Only fate sent me to this farm. I cannot ignore it.

As the light of dawn begins to seep into the building, I make a silent vow: I will show Eleanor that I am here for her; that I can be the partner she needs. No matter what it takes.

By the time the sun rises, I’m already in the field.

Oogas mill about lazily, somewhat annoyed that all their grass-feed has been cut down. One bumps me in the thigh with its head and I growl playfully at it before rolling over the bale I’d brought out earlier.

“This should tide you over until I move you and your herd to the outbuilding,” I murmur, absentmindedly rubbing a claw across my chest. There’s an ache there. Slight. I lean on the tilling machine, frowning as I focus on steadying my breaths. Did I overdo it last cycle? Pulled too much spend from my sac? I’ve never had to make myself climax so many times to reach satisfaction, and, what’s strange is that I still exited the outbuilding with a hard cock.
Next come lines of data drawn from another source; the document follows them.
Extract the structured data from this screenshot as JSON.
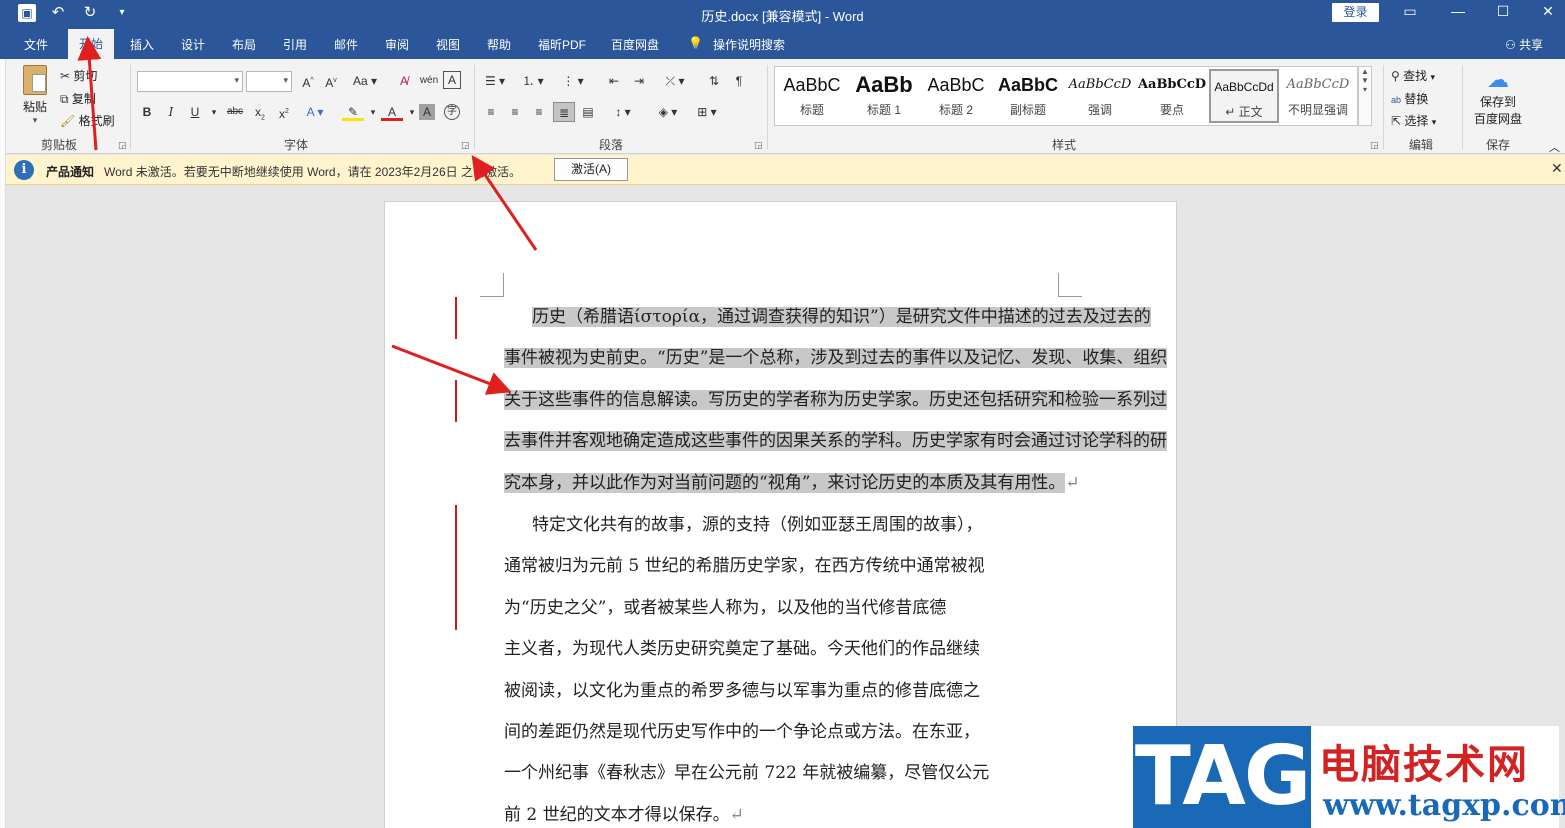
{
  "titlebar": {
    "title": "历史.docx [兼容模式]  -  Word",
    "login_label": "登录",
    "qat": {
      "save_icon": "save-icon",
      "undo_icon": "undo-icon",
      "redo_icon": "redo-icon",
      "customize_icon": "dropdown-icon"
    }
  },
  "tabs": {
    "file": "文件",
    "home": "开始",
    "insert": "插入",
    "design": "设计",
    "layout": "布局",
    "references": "引用",
    "mailings": "邮件",
    "review": "审阅",
    "view": "视图",
    "help": "帮助",
    "foxit": "福昕PDF",
    "baidu": "百度网盘",
    "tellme": "操作说明搜索",
    "share": "共享"
  },
  "ribbon": {
    "clipboard": {
      "paste": "粘贴",
      "cut": "剪切",
      "copy": "复制",
      "format_painter": "格式刷",
      "label": "剪贴板"
    },
    "font": {
      "font_name": "",
      "font_size": "",
      "label": "字体"
    },
    "paragraph": {
      "label": "段落"
    },
    "styles": {
      "label": "样式",
      "items": [
        {
          "sample": "AaBbC",
          "name": "标题"
        },
        {
          "sample": "AaBb",
          "name": "标题 1"
        },
        {
          "sample": "AaBbC",
          "name": "标题 2"
        },
        {
          "sample": "AaBbC",
          "name": "副标题"
        },
        {
          "sample": "AaBbCcD",
          "name": "强调"
        },
        {
          "sample": "AaBbCcD",
          "name": "要点"
        },
        {
          "sample": "AaBbCcDd",
          "name": "↵ 正文"
        },
        {
          "sample": "AaBbCcD",
          "name": "不明显强调"
        }
      ]
    },
    "editing": {
      "find": "查找",
      "replace": "替换",
      "select": "选择",
      "label": "编辑"
    },
    "save": {
      "save_to_baidu_line1": "保存到",
      "save_to_baidu_line2": "百度网盘",
      "label": "保存"
    }
  },
  "notice": {
    "label": "产品通知",
    "message": "Word 未激活。若要无中断地继续使用 Word，请在 2023年2月26日 之前激活。",
    "activate_button": "激活(A)"
  },
  "document": {
    "para1_lines": [
      "历史（希腊语ίστορία，通过调查获得的知识”）是研究文件中描述的过去及过去的",
      "事件被视为史前史。“历史”是一个总称，涉及到过去的事件以及记忆、发现、收集、组织",
      "关于这些事件的信息解读。写历史的学者称为历史学家。历史还包括研究和检验一系列过",
      "去事件并客观地确定造成这些事件的因果关系的学科。历史学家有时会通过讨论学科的研",
      "究本身，并以此作为对当前问题的“视角”，来讨论历史的本质及其有用性。"
    ],
    "para2_lines": [
      "特定文化共有的故事，源的支持（例如亚瑟王周围的故事），",
      "通常被归为元前 5 世纪的希腊历史学家，在西方传统中通常被视",
      "为“历史之父”，或者被某些人称为，以及他的当代修昔底德",
      "主义者，为现代人类历史研究奠定了基础。今天他们的作品继续",
      "被阅读，以文化为重点的希罗多德与以军事为重点的修昔底德之",
      "间的差距仍然是现代历史写作中的一个争论点或方法。在东亚，",
      "一个州纪事《春秋志》早在公元前 722 年就被编纂，尽管仅公元",
      "前 2 世纪的文本才得以保存。"
    ],
    "paragraph_mark": "↵"
  },
  "watermark": {
    "tag": "TAG",
    "cn": "电脑技术网",
    "url": "www.tagxp.com"
  },
  "colors": {
    "word_blue": "#2b579a",
    "notice_bg": "#fff4ce",
    "arrow_red": "#e02020",
    "selection_gray": "#c8c8c8"
  }
}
My breaths come a little harder than usual, my core-beat a little unsteadier than it usually is. But I’m hardly paying attention either. My gaze keeps slipping to the lodge, searching for signs Eleanor is awake.

Sweat rises underneath my scales as I till the field when my gaze shifts to the lodge again. The moment I catch movement behind the window, my core-beat goes awry. I stop working, staring at the lodge before I’m suddenly moving toward it, drawn by some invisible string.

I try to think of a reason for bothering her so early. I can perhaps ask for her direction on the tilling. Ask what she wants me to do. Yes. I will do that.

I’m on the porch, my fist formed and hovering at her door when I pause.

My core-beat does that strange thing again. Like a stutter and a restart.